Friday, 25 March 2011

Taipei Calling

"Democratic Progressive Party (DPP) presidential contender Tsai Ing-wen (蔡英文) released her first major policy initiative yesterday, saying she intended to phase out operations of the Fourth Nuclear Power Plant."
I knew it was only a matter of time before one of the DPP candidates would start making noises like this. Perhaps I was overly-optimistic when I said in my piece against Pan Han-shen (潘翰聲) the other day:
"The importance of people like Pan is not that the policies he advocates will be implemented in the short term, but that they begin to acquire the lustre of ideological popularity - which will of course draw political power like moths to a flame."
However, there is still some reason to be doubtful that, if elected, Tsai would actually abolish construction of the fourth plant in Longmen - not least because the considerably large sums of money involved would still need to be paid anyway and additional money would have to be found on top of that for renewable power stations elsewhere in order to avoid the risk of blackouts.

From the same piece:
"Statistics from the Bureau of Energy show that Taiwan’s three operational nuclear power plants last year generated about 19.3 percent of the nation’s energy. Tsai said this number could be offset by generating more renewable energy, increasing efficiency of current coal-fired plants and building new natural gas plants."
New natural gas plants may well offer a decent FROI but, like the renewables, a lot of them would have to be built thus increasing the scope of their environmental and socio-political impact (read: land-theft) in comparison to a nuke, and they bring with them their own risks chiefly concerning the importation and transportation of gas.

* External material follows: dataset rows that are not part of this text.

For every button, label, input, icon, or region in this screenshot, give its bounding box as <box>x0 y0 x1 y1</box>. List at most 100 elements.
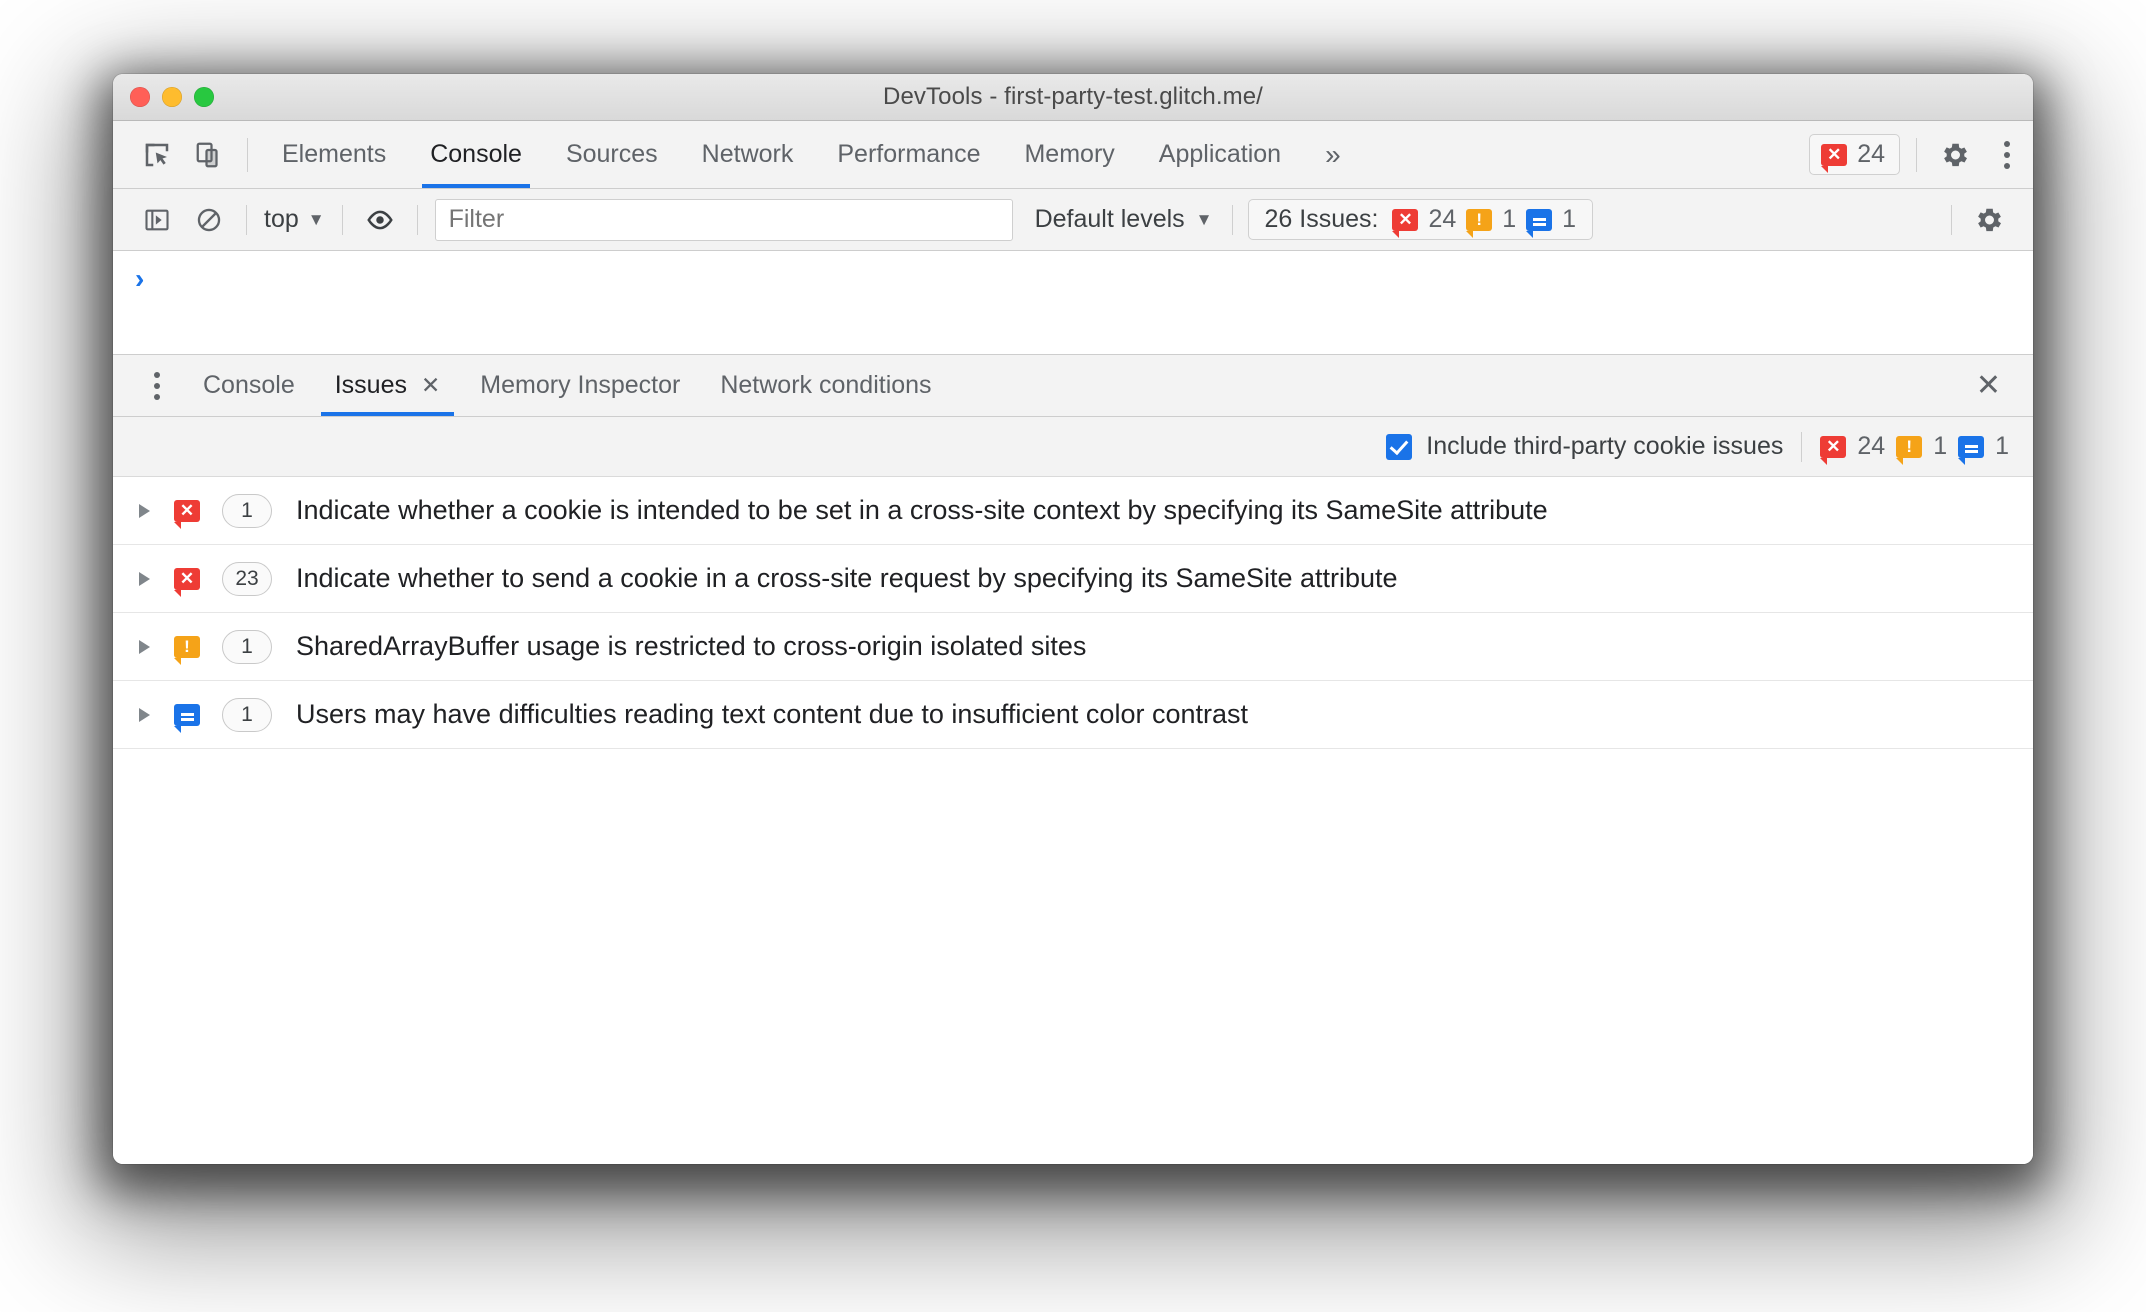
error-x-glyph-summary: ✕ <box>1398 210 1413 229</box>
error-bubble-icon: ✕ <box>1821 143 1848 173</box>
drawer-more-kebab-icon[interactable] <box>131 360 183 412</box>
filterbar-separator-1 <box>246 204 247 235</box>
error-count-value: 24 <box>1857 140 1885 168</box>
include-third-party-cookie-issues-label: Include third-party cookie issues <box>1426 432 1784 460</box>
issues-toolbar-separator <box>1801 431 1803 462</box>
error-x-glyph-toolbar: ✕ <box>1826 437 1841 456</box>
info-lines-glyph-row <box>181 713 194 716</box>
console-prompt-chevron-icon: › <box>135 263 145 294</box>
window-title: DevTools - first-party-test.glitch.me/ <box>883 83 1263 110</box>
console-sidebar-toggle-icon[interactable] <box>131 194 183 246</box>
drawer-tab-issues-label: Issues <box>334 371 407 399</box>
error-bubble-shape: ✕ <box>174 499 200 529</box>
issues-summary-label: 26 Issues: <box>1264 205 1379 233</box>
toolbar-error-count: 24 <box>1857 432 1886 460</box>
chevron-down-icon: ▼ <box>307 209 325 229</box>
error-x-glyph-row: ✕ <box>179 569 195 588</box>
info-bubble-icon-toolbar <box>1958 435 1985 465</box>
table-row[interactable]: ✕ 23 Indicate whether to send a cookie i… <box>113 545 2033 613</box>
drawer-tab-memory-inspector-label: Memory Inspector <box>480 371 681 399</box>
more-tabs-icon[interactable]: » <box>1303 139 1363 171</box>
issue-title[interactable]: Users may have difficulties reading text… <box>296 699 1248 730</box>
tab-memory[interactable]: Memory <box>1002 121 1136 188</box>
inspect-element-icon[interactable] <box>131 129 183 181</box>
error-bubble-icon-summary: ✕ <box>1392 208 1419 238</box>
console-output-pane[interactable]: › <box>113 251 2033 355</box>
issues-error-count: 24 <box>1428 205 1457 233</box>
warning-bubble-icon-summary: ! <box>1466 208 1493 238</box>
toolbar-separator <box>247 137 248 172</box>
issue-title[interactable]: Indicate whether to send a cookie in a c… <box>296 563 1398 594</box>
error-bubble-icon-toolbar: ✕ <box>1820 435 1847 465</box>
clear-console-icon[interactable] <box>183 194 235 246</box>
issue-count-pill: 1 <box>222 629 272 664</box>
device-toolbar-toggle-icon[interactable] <box>183 129 235 181</box>
drawer-tab-issues[interactable]: Issues ✕ <box>315 355 461 416</box>
expand-triangle-icon[interactable] <box>139 707 150 722</box>
drawer-tab-network-conditions[interactable]: Network conditions <box>700 355 951 416</box>
issues-toolbar: Include third-party cookie issues ✕ 24 !… <box>113 417 2033 477</box>
drawer-tabbar: Console Issues ✕ Memory Inspector Networ… <box>113 355 2033 417</box>
issue-count-pill: 1 <box>222 493 272 528</box>
info-bubble-icon-summary <box>1526 208 1553 238</box>
window-titlebar: DevTools - first-party-test.glitch.me/ <box>113 74 2033 121</box>
warning-exclamation-glyph-toolbar: ! <box>1906 437 1913 456</box>
table-row[interactable]: ! 1 SharedArrayBuffer usage is restricte… <box>113 613 2033 681</box>
toolbar-info-count: 1 <box>1995 432 2009 460</box>
info-bubble-shape <box>174 703 200 733</box>
tab-console[interactable]: Console <box>408 121 544 188</box>
warning-bubble-icon-row: ! <box>174 635 200 665</box>
issue-title[interactable]: SharedArrayBuffer usage is restricted to… <box>296 631 1086 662</box>
execution-context-selector[interactable]: top ▼ <box>258 205 331 234</box>
tab-application[interactable]: Application <box>1137 121 1303 188</box>
chevron-down-icon-levels: ▼ <box>1195 209 1213 229</box>
expand-triangle-icon[interactable] <box>139 571 150 586</box>
info-lines-glyph-toolbar <box>1965 445 1978 448</box>
tab-performance[interactable]: Performance <box>815 121 1002 188</box>
drawer-tab-memory-inspector[interactable]: Memory Inspector <box>460 355 700 416</box>
table-row[interactable]: 1 Users may have difficulties reading te… <box>113 681 2033 749</box>
issues-summary-badge[interactable]: 26 Issues: ✕ 24 ! 1 1 <box>1247 199 1594 240</box>
console-filter-toolbar: top ▼ Filter Default levels ▼ 26 Issues: <box>113 189 2033 251</box>
close-icon[interactable]: ✕ <box>421 374 440 397</box>
filterbar-separator-4 <box>1231 204 1233 235</box>
error-x-glyph-row: ✕ <box>179 501 195 520</box>
drawer-tab-console[interactable]: Console <box>183 355 315 416</box>
issue-count-pill: 23 <box>222 561 272 596</box>
more-options-kebab-icon[interactable] <box>1981 129 2033 181</box>
close-drawer-icon[interactable]: ✕ <box>1966 365 2011 407</box>
tab-elements[interactable]: Elements <box>260 121 408 188</box>
error-bubble-icon-row: ✕ <box>174 499 200 529</box>
filterbar-separator-3 <box>416 204 418 235</box>
error-bubble-shape: ✕ <box>174 567 200 597</box>
devtools-window: DevTools - first-party-test.glitch.me/ E… <box>113 74 2033 1164</box>
error-bubble-icon-row: ✕ <box>174 567 200 597</box>
warning-exclamation-glyph-summary: ! <box>1476 210 1483 229</box>
console-settings-gear-icon[interactable] <box>1963 194 2015 246</box>
toolbar-warning-count: 1 <box>1933 432 1948 460</box>
expand-triangle-icon[interactable] <box>139 639 150 654</box>
toolbar-separator-right <box>1916 137 1917 172</box>
filterbar-separator-5 <box>1951 204 1952 235</box>
expand-triangle-icon[interactable] <box>139 503 150 518</box>
tab-network[interactable]: Network <box>680 121 816 188</box>
screenshot-root: DevTools - first-party-test.glitch.me/ E… <box>0 0 2146 1312</box>
error-count-badge[interactable]: ✕ 24 <box>1809 134 1900 175</box>
kebab-dots <box>2004 140 2010 169</box>
settings-gear-icon[interactable] <box>1929 129 1981 181</box>
checkbox-checked-icon[interactable] <box>1386 433 1413 460</box>
warning-bubble-shape: ! <box>174 635 200 665</box>
issues-warning-count: 1 <box>1502 205 1517 233</box>
table-row[interactable]: ✕ 1 Indicate whether a cookie is intende… <box>113 477 2033 545</box>
issue-count-pill: 1 <box>222 697 272 732</box>
issues-info-count: 1 <box>1562 205 1577 233</box>
issue-title[interactable]: Indicate whether a cookie is intended to… <box>296 495 1548 526</box>
console-filter-input[interactable]: Filter <box>434 198 1013 241</box>
warning-exclamation-glyph-row: ! <box>184 637 190 656</box>
devtools-main-tabbar: Elements Console Sources Network Perform… <box>113 121 2033 189</box>
drawer-tab-console-label: Console <box>203 371 295 399</box>
log-levels-selector[interactable]: Default levels ▼ <box>1027 205 1221 234</box>
tab-sources[interactable]: Sources <box>544 121 680 188</box>
include-third-party-cookie-issues-checkbox[interactable]: Include third-party cookie issues <box>1386 432 1783 461</box>
live-expression-eye-icon[interactable] <box>354 194 406 246</box>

Elsewhere, in the Ko Shu-Ling piece criticized in the post below:
"Shih Shin-min (施信民), a professor of chemical engineering at National Taiwan University, said Taiwan had a chance to become a nuclear-free country. “It is all about political will,” he said... Taiwan would have no problem producing 1GW with solar energy."
Another thing about this "debate" which I despise is the presumption that just because someone like Shih Shin-min (施信民) is a professor in a scientific-technical field at NTU, he must therefore be competent to pontificate on the obviously political but ultimately ethical questions of who gets to build what forms of industrial energy production, on whose land and at whose cost. In fact, none of these questions is even made salient in this sort of article since the premise is automatically granted that Taiwan Power should be building whatever the government demands of them at whatever violation of whomsoever's property rights and largely at taxpayer's expense. It's simply outrageous. Attend to the moral collectivism inherent in that sentence from Shih Shin-min (施信民):
"Taiwan would have no problem producing 1GW with solar energy."
This is exactly why that man's opinions should be disqualified as rotten commie gibberish by any morally decent person. Look: "Taiwan" is not a person, and to speak in such a manner is a cheap rhetorical ploy to hide the forced collectivization of human lives and values. The salient political question here is not simply whether enough solar plants can be built to produce 1 Gig, but at what cost to whom? I'll say this right now: the children of Taiwan's farmers up and down the west coast better start thinking about another line of business. When the farmers in Miaoli County had their land stolen by the government last year, I wrote this:
"Such abject violations of private property arise, not because the democratic form within which government power sits has been too roughly sculpted, but because the political culture which shapes modern politics continues to try to weave together two incompatible ideological premises - the individualism predicated upon the principle that property be privately owned, and the violent subjugation of some individuals to the interests of particular others which will be falsely proclaimed as collective interests - this is the essence of government power, democratic or not. Ain't no third way."
Anybody care to bet against me having to quote this passage again and again in the future?

Oh, and I forgot to mention there was a very short piece in the business section containing snippets of an interview with Edward Chen (陳貴明), the chairman of Taiwan Power, attempting to defend the nuclear industry.

It should have been on the front page...
"Forget it brother, you can go it alone!"